17

714 38 1
                                    

Yiğit arkasını dönüp samimi gülümsemeyle ayağa kalktı ve Volkanla sarıldılar. Gerçekten birbirlerini tanıyorlardı ve hallerine bakılırsa yakın sayılırlardı. Aslında aynı kampüsteler. Gayet normal.

Çantamı alıp "Yiğit ben gitsem iyi olur." dedim.

"Tanıştırsaydım sizi Melek."

Volkan şaşkın bir şekilde bana döndü.

"Sana Melek demesine izin mi veriyorsun?"

"Seni ilgilendirmez!"

Kapıya yetişmeden Yiğit "Melek?" diye sorarcasına seslenince "Lütfen! Sonra!" dedim. Derse girmek istemiyordum. Önce Pınarı arayıp gelip gelmeyeceğini sordum.
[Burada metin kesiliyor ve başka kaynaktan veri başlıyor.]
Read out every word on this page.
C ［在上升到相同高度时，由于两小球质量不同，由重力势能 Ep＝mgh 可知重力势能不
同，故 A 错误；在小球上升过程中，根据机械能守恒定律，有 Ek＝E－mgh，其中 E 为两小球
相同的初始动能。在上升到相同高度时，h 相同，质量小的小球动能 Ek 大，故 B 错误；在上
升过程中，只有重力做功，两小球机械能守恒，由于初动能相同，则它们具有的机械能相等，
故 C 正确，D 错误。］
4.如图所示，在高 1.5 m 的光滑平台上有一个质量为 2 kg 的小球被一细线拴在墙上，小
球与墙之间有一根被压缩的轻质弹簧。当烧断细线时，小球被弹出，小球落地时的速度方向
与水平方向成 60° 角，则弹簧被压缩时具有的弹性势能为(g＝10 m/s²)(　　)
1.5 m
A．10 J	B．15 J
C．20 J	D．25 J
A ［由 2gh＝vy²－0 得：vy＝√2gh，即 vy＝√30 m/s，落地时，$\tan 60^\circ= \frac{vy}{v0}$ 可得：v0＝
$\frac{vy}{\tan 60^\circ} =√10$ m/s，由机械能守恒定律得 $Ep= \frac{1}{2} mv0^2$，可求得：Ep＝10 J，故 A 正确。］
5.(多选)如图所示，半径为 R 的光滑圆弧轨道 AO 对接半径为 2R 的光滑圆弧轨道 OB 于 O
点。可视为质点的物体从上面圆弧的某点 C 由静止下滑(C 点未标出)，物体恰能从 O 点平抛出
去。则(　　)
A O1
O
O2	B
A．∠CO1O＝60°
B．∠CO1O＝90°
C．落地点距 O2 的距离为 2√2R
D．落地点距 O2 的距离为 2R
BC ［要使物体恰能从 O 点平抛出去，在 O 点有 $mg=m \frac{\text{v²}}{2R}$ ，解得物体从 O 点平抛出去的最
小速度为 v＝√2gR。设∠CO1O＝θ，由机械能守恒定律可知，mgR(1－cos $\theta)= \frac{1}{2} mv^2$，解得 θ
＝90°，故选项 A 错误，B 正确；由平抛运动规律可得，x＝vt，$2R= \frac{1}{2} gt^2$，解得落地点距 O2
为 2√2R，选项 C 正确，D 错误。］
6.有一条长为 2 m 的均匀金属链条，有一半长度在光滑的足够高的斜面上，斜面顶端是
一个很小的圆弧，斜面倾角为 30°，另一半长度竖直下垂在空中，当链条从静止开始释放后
Gelmeyeceğini söyleyince Salacak sahiline indim. Moralim alt üst oldu. Telefonum sürekli çalıyordu. Sessize alıp yürümeye devam ettim. Havalar gitgide soğuyordu. Burnumun ucu muhtelemen kıpkırmızı olmuştur.

Montumun şapkasını başıma geçirip ellerimi ceplerime soktum. Telefonumu uçak moduna alıp kulaklığımı taktım ve yürümeye devam ettim. 87 şarkı sırasıyla bittikten sonra tekrar ilk şarkı kulaklarımda yankılanırken karşıdan karşıya geçiyordum. Birden son ses müziği bile yaran fren sesiyle başımı çevirdim ve arabayla burun buruna geldim. O hemen hemen her gün bindiğim arabayla...

Kulaklığımı ağır ağır kulağımdan çıkarırken Yiğit karşıma geçti. Omuzlarımdan tutup "İyi misin?" diye sordu.

"Beni bırakma!" deyip ona sarıldım. Şapkamı çıkarıp saçımı okşadı.

"Hava soğuk. Üşüteceksin."

Tanıştığımızdan beri en çok kullandığımız cümle "Hıvı sığık. İşiticiksin."di heralde.

Kapımı açtı ve emniyet kemerimi bağladı. Sonrada önden dolanıp koltuğuna yerleşti.

"Şöyle bir Karadeniz tatili yapsak sınavlar başlamadan? Ne dersin? Temiz hava hepimize çok iyi gelir."

"Yiğit..."

"Hemen cevap vermesen de olur. Düşün biraz."

"Öğrendin mi?"

"Neyi?"

"Volkanı?"

"Düşünme sen Volkanı. Ne yapalım? Bowlinge gidelim mi? Sinema da olur? Hangisini istersen."

"Kitap okuyalım." dedim sunduğu iki fikre tamamen zıt olarak.

"Süper! Bunun için harika bir yer biliyorum!"

Telefonuyla bir kaç şey yapıp kulaklığını taktı.

"Merhaba Fatih amca. Nasılsın?"

"Bildiğin gibi. Amca senin dağ evi duruyor değil mi?"

"Tamam amca. Ben yarım saate kadar orada olurum. Sen anahtarı her zamanki yere koy."

"Teşekkür ederim amca."

Kulaklığı çıkarırken "Kesinlikle huzur bulacağın bir yere gidiyoruz." dedi.

"Sana güveniyorum." deyip müziğin sesini biraz daha açtım. İçimden "Sen varsan her yer huzur" diye İrem Dericiye bağlayıp haykırmak geliyordu. Müzik bıraktığım gibi duruyordu. Değiştirmeyip olduğu gibi bıraktım. Gözlerim müziğin verdiği huzurla ağırlaşırken hissettiğim duyguları anlamaya çalışıyordum.

***

Başımdaki felaket ağrıyla gözlerimi açmaya çalıştım. Başım omzuna düşünce burnum kazağına sürttü. Kokusu...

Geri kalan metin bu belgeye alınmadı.